Puisque nous sommes nés

Le dernier film en date de Jean-Pierre Duret et Andréa Santana, Puisque nous sommes nés, est la condensation parfaite de ce que peut le documentaire quand il s’en donne les moyens.
Puisque nous sommes nés, bande annonce © marcos71
Puisque nous sommes nés, bande annonce © marcos71

Le dernier film en date de Jean-Pierre Duret et Andréa Santana, Puisque nous sommes nés, est la condensation parfaite de ce que peut le documentaire quand il s’en donne les moyens.

 

L’engagement corps et caméras des deux réalisateurs est à la mesure d’un combat qui ne devrait jamais finir ; celui-là qui traverse les apparences (en l’occurrence dans le film, celles de la misère) pour les rendre au réel, à la vie : Puisque nous sommes nés. Sans dénoncer toutefois la misère, il renverse plutôt la donne : perdre sa place, pour celui qui regarde, afin de rendre visible.
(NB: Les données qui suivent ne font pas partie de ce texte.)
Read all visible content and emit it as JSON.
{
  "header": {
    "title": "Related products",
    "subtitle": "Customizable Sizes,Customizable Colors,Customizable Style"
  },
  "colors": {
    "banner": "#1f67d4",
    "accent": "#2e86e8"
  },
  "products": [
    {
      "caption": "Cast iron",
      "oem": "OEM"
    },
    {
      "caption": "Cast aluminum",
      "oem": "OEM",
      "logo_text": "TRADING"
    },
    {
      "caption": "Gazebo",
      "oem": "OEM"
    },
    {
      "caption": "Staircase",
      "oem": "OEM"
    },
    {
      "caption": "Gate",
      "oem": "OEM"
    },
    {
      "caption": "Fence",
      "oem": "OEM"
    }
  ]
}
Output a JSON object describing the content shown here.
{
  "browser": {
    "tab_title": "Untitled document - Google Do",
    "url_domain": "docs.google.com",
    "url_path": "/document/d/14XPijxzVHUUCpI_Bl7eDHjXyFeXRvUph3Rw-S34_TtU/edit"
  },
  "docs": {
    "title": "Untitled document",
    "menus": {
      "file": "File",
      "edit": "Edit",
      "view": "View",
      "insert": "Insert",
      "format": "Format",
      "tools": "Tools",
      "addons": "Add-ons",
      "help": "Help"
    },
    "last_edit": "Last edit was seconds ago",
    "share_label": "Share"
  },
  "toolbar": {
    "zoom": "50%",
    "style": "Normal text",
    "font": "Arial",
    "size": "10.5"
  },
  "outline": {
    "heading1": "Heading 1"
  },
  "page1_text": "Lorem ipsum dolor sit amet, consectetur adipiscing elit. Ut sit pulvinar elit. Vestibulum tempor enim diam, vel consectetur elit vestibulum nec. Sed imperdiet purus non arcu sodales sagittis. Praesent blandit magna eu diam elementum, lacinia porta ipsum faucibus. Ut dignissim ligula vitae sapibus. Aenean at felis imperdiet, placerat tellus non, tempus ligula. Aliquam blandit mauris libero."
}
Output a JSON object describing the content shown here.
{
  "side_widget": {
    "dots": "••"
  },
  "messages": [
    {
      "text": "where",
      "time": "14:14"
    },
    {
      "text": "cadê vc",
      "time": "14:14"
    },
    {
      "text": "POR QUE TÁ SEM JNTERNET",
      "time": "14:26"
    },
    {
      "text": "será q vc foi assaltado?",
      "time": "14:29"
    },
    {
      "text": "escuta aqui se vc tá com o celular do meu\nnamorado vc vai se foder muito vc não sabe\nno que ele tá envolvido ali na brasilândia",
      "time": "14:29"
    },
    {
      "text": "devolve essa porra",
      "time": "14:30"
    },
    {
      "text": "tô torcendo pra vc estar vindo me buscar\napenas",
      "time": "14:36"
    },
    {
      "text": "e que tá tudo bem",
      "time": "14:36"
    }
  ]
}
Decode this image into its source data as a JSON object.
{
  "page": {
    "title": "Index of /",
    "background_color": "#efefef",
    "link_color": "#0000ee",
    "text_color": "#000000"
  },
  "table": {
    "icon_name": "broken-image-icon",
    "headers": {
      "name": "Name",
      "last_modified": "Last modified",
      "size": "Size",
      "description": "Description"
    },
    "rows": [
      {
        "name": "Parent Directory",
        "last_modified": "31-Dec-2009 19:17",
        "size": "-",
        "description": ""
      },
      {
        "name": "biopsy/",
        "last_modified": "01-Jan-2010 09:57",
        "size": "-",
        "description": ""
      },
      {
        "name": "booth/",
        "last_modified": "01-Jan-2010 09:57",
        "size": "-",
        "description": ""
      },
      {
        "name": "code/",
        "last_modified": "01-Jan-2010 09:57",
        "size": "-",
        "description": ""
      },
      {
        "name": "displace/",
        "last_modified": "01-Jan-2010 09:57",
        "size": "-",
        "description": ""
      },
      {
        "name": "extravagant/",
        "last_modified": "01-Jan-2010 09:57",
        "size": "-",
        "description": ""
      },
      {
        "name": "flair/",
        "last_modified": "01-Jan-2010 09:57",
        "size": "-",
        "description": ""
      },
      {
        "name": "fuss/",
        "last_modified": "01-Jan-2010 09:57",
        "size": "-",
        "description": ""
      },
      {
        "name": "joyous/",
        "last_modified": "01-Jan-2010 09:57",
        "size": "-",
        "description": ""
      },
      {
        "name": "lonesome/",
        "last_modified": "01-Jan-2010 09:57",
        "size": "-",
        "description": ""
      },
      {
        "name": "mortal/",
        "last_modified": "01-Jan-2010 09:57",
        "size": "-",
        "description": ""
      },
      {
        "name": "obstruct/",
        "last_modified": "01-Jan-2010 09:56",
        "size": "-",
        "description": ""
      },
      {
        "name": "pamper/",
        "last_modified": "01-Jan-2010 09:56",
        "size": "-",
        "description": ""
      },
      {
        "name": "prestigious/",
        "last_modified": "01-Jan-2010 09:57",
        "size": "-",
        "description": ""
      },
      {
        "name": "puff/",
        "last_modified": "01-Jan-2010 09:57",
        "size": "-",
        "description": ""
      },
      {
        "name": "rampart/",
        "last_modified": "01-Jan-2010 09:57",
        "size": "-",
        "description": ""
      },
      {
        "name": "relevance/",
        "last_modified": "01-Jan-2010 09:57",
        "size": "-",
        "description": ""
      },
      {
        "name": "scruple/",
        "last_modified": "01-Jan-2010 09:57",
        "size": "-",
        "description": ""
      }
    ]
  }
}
Renverser les valeurs (notre richesse, leur pauvreté) pour aller chercher le trésor là où il est, par-delà toutes les divisions.

 

Et toujours le désir nous rendait soucieux… La caméra ne cesse de caresser les corps avec une fluidité et une dignité qui permettent à l’autre d’exister et de se révéler. Une des grandes merveilles qui irrigue tout le film est celle de la parole. C’est l’alchimie que permet réellement la caméra des deux cinéastes. Chaque plan du film est un morceau de grâce, une puissance du don qui transmet du début à la fin l’espérance et le désir : « Pour pouvoir, il faut savoir ».